Il faut bien dire que le dernier rapport d’Amnesty International visant le Maroc a été la goutte de trop pour les autorités du royaume chérifien, qui semblent bien décidées à livrer combat contre cette organisation biaisée, ayant perdu, depuis belle lurette, son aura d’ONG humanitaire qui se respecte.

En effet, Amnesty International est devenue, au fil du temps, une sorte de “Cour Pénale Internationale 2.0”, pointant du doigt, uniquement, les pays africains et ceux qu’on appelle communément, pays du “tiers-monde”, estimant, dans une logique délirante et colonialiste, que ce sont là des cibles faciles et qu’une diffamation, de plus ou de moins, à leur encontre, ne fera certainement aucun remous.

C’est dans ce sens, que les relais de cette pseudo-ONG se sont activés, dernièrement, sur les réseaux sociaux, afin d’initier une campagne de dénigrement indigne à l’encontre du royaume, à l’instar de Mary Lowler, cette septuagénaire irlandaise, nommée, en mai dernier, rapporteuse spéciale sur la situation des défenseurs des droits de l’homme à l’ONU et qui s’est permise de pondre, sur son compte Twitter, une publication où elle s’inquiète, sans aucune preuve, du harcèlement infligé à Omar Radi, omettant d’indiquer, en légende, son anti-marocanisme primaire, comme en témoigne les affinités pro-“Polisario” de son ONG “Front Line Defenders”, qu’elle a fondée en 2001, soit une année après avoir quitté son poste de directrice, depuis 12 ans, de la section irlandaise de … (roulement de tambour)… AMNESTY INTERNATIONAL.

Il en va de même pour le consortium de medias “Forbidden Stories”, qui s’est lancé, en pleine nuit et de façon instantanée le 21 juin dernier, dans une croisade à l’encontre du royaume, croyant, sûrement, que le fait de publier, à une heure tardive, 17 articles en plusieurs langues fera passer, plus facilement, l’absence aberrante de preuves pouvant étayer leurs propos diffamatoires.

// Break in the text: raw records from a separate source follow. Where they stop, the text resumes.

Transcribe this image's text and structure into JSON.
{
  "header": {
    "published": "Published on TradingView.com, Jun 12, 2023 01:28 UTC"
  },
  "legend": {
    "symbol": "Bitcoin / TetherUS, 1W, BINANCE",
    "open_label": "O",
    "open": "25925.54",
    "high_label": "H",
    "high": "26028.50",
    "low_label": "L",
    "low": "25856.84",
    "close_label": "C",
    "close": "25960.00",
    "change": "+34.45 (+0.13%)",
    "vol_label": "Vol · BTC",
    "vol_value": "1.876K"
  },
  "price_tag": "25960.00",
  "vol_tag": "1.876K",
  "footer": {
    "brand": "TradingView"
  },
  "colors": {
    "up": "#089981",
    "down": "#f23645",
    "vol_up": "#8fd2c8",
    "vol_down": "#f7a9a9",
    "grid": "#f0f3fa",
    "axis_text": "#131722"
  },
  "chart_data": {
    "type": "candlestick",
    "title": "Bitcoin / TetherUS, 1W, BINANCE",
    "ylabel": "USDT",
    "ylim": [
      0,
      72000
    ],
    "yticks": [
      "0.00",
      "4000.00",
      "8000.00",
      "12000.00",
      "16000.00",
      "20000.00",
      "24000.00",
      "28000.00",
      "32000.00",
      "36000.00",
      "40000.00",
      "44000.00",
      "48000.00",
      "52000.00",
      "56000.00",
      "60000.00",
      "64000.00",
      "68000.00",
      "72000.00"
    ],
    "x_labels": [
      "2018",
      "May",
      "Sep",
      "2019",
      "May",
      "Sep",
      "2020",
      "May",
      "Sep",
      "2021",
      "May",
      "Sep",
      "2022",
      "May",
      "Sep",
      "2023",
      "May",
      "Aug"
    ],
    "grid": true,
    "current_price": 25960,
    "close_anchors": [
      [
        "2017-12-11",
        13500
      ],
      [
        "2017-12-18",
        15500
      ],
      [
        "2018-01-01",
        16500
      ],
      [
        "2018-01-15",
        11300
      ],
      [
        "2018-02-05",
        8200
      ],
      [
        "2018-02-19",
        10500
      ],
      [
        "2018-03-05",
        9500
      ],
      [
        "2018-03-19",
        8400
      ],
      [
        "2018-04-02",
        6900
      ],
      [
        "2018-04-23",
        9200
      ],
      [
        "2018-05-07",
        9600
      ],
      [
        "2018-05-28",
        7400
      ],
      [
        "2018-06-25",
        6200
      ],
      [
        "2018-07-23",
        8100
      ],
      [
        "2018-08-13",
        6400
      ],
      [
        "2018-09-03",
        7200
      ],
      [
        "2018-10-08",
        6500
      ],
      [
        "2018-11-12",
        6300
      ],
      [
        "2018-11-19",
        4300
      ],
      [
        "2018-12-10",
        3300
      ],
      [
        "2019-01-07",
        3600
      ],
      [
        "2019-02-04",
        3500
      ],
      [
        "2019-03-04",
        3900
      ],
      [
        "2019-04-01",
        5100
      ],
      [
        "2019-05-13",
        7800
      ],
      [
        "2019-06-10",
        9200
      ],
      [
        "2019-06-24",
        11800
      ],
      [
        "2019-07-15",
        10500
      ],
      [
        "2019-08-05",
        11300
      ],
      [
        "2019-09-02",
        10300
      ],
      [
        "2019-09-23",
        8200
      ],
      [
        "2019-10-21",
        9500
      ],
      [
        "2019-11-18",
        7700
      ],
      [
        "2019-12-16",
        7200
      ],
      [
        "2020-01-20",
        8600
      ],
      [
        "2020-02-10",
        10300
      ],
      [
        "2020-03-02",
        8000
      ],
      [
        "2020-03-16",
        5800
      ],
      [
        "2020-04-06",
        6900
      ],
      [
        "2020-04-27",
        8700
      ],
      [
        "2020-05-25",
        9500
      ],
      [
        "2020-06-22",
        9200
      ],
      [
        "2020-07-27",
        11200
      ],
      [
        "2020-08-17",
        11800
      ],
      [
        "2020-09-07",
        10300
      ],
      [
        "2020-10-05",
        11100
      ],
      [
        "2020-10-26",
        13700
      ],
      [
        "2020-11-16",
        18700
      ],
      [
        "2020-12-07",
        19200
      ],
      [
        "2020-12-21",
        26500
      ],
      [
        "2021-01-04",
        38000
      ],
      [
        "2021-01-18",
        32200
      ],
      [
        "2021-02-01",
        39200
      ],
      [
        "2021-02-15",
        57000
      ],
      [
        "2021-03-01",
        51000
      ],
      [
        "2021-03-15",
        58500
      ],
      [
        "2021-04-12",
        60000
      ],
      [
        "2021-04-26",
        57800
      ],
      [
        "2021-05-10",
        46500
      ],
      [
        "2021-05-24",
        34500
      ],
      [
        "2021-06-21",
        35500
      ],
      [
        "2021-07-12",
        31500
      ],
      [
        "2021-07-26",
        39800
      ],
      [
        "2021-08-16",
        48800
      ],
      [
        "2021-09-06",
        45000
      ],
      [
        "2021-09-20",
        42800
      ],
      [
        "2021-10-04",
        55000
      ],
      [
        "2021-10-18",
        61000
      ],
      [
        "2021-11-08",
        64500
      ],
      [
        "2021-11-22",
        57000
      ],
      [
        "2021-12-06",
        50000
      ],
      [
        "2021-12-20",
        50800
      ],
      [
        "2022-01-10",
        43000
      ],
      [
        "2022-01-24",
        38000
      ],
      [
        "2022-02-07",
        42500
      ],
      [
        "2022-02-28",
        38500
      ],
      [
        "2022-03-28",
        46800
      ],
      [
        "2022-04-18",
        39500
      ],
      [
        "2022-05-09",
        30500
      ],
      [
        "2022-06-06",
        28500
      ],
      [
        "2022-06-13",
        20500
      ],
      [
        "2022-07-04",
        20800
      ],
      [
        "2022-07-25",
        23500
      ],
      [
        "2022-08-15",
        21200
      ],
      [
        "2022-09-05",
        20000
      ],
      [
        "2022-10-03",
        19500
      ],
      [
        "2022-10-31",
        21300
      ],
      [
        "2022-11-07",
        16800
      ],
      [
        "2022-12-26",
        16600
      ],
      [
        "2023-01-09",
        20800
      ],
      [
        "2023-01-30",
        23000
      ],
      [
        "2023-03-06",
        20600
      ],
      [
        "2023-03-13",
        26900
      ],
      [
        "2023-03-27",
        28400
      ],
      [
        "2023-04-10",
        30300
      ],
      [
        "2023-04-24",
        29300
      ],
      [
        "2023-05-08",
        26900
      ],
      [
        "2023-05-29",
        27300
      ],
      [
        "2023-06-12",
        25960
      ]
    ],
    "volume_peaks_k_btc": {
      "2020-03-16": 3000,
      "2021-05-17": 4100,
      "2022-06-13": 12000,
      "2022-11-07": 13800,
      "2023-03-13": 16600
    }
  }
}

Sachez, toutefois, que la recréation est terminée et le Maroc est bien décidé à prendre le taureau par les cornes ou dans ce cas précis, Amnesty par les burnes, en ouvrant, dans un premier temps, une enquête préliminaire contre celui qui se disait espionné, alors que dans les faits, il percevait, sur son compte bancaire, des dons généreux d’organisations sulfureuses pour lesquelles il travaillait et qui, à leur tour, rendaient des comptes aux services de renseignement étrangers qui les chapotaient. Puis, dans un second temps, en exigeant d’Amnesty International et de son bras médiatique “Forbidden Stories”, d’apporter, dans les plus brefs délais, des preuves tangibles pouvant corroborer leurs allégations.

En somme, le message que veut faire passer le Maroc est simple et clair : “Nous ne sommes pas une sorte de serpillère sur laquelle, vous autres, bobos occidentaux pouvez, sans vergogne, vous essuyez les pieds”.

Si Omar Radi choisit scrupuleusement la presse avec laquelle il souhaite parlementer, comme celui-ci l’a confirmé, sur un ton énervé, à nos confrères de “Chouf tv”, le Maroc, quant à lui, ne fera pas dans la demi-mesure lorsqu’il s’agira de poursuivre en justice tous ceux qui se sont permis, sans aucune preuve, de porter atteinte à l’image de marque du royaume.

L’ambassade du royaume à Washington a d’ailleurs ouvert le bal, en lançant un avertissement, à travers sa porte-parole, Maria Bensaid, au quotidien américain “Washington Post”, soulignant que l’Etat marocain se réserve le droit d’engager des poursuites judiciaires en cas d’informations “non vérifiées ou fausses” publiées sur cette affaire.